Ya, dia berkata jujur, tapi tahukah aku menangis setelah mendengar dia mengatakan itu. Aku menyayanginya dan mengaguminya, aku bahkan sempat ingin pergi jauh bersamanya merasakan kebebasan yang slama ini belum pernah kurasakan dengan pria yang kukasihi. Tapi ini sudah keterlaluan. Aku menjelaskan semua bahwa ini bukan cinta, cinta ialah saling menghormatiku. Aku takut dia meninggalkanku disaat aku terpuruk seperti ini. Akhirnya dia meminta maaf padaku. Dia mengatakan aku berbeda dengan wanita sebelumnya. Aku adalah wanita yang keras akan prinsipku. Paradigma kami tentang agama kadang kala sering bertabrakan.

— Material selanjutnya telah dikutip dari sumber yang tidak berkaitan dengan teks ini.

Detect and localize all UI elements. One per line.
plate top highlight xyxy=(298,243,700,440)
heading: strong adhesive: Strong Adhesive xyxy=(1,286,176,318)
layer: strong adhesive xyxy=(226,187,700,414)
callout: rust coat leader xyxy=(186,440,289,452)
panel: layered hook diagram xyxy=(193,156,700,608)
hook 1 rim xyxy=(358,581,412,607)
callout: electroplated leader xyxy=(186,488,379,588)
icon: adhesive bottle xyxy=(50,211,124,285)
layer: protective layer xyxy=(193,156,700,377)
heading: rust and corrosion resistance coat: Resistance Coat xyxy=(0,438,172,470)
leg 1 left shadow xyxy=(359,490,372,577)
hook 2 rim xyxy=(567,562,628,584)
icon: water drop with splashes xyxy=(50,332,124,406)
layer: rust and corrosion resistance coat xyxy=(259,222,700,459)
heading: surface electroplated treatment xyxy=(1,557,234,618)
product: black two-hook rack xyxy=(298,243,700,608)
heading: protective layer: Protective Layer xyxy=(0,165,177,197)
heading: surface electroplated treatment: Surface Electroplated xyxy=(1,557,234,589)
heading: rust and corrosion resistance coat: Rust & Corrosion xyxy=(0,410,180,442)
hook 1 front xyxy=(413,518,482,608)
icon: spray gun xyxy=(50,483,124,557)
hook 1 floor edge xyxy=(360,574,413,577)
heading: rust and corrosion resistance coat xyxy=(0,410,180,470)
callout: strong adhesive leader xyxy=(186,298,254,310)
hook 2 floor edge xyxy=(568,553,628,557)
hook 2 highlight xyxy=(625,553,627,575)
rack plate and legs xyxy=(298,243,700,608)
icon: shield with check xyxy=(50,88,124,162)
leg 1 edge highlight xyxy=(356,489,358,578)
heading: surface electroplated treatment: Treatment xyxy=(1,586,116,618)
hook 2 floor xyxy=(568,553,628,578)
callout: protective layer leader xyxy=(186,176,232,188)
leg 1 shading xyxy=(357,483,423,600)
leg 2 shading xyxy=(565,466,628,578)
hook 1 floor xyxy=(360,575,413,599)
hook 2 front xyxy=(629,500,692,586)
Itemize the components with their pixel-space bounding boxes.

Hingga sekarang hubungan kami masih menggantung setelah aku sadari dia tak begitu serius denganku. Dia masih ingin bersenang-senang. Tapi yang pasti bukan aku wanita itu. Aku masih mempersiapkan diri kelak jika dia ada kesempatan untuk bertemu denganku agar kami hanya berteman saja. Ternyata benar, hubungan ini hanya pelarianku.

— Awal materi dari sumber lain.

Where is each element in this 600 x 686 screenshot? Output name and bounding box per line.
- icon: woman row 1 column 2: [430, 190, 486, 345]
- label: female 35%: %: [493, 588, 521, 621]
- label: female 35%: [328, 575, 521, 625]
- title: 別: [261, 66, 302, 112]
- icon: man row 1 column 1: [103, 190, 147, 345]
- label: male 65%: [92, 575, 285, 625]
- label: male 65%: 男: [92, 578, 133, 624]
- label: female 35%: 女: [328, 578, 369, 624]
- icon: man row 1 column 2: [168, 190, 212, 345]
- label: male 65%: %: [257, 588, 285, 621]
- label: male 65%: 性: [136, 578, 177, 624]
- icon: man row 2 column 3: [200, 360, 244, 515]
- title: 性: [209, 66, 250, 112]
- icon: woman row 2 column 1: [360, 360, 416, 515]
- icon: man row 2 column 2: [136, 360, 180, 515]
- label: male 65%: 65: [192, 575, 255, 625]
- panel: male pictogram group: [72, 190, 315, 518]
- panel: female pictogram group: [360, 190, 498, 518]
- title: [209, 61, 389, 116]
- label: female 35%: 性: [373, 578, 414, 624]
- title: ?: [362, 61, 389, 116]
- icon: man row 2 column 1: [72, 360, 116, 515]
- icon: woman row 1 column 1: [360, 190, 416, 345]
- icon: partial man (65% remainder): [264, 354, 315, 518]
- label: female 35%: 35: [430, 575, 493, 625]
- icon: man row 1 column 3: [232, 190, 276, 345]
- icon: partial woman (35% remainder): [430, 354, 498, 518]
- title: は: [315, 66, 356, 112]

Aku lelah merasakan itu semua. Berapa kali aku merasa kecewa dan tersakiti.
Kapankah kau hadir, wahai calon imamku.
Tahukah kau bagaimana aku disini? Aku begitu lelah menantimu.
Sedang apa kau disana? Aku disini tetap menepati janjiku untuk menjaga kesucianku untukmu.
Aku memperkuat pondasi keimananku, meski beberapa kali hampir digoyahkan. Tapi Allah tetap sayang padaku. Allah mempersiapkan aku untukmu dengan sebaik mungkin, insyaAllah.
Kau pasti juga sekarang sedang berjuang mencariku bukan?
Sesaat lagi aku akan sidang skripsi, tak lama lagi aku akan wisuda, memiliki pekerjaaan yang layak. Mungkinkah disaat itu kita akan dipertemukan, duhai calon imamku?
Tak usah gusar wahai calon imamku. Meski banyak dari mereka berusaha menggodaku dan menggoyahkan kehormatanku, aku masih melindungiku dan mengingatmu disana yang sedang berjuang menemukanku.
Meski kita belum bertemu, aku akan memberikan semangat untukmu.
Semangatlah, aku disini menantimu dengan kondisi sebaik-baik. Demikian pula kamu, bukan?
Moga juga kita dipertemukan dalam kondisi yang baik, diantara orang-orang yang baik, dan tempat yang baik.
InsyaAllah...
Nantikan aku, wahai calon imamku. Sebagaimana aku menantimu.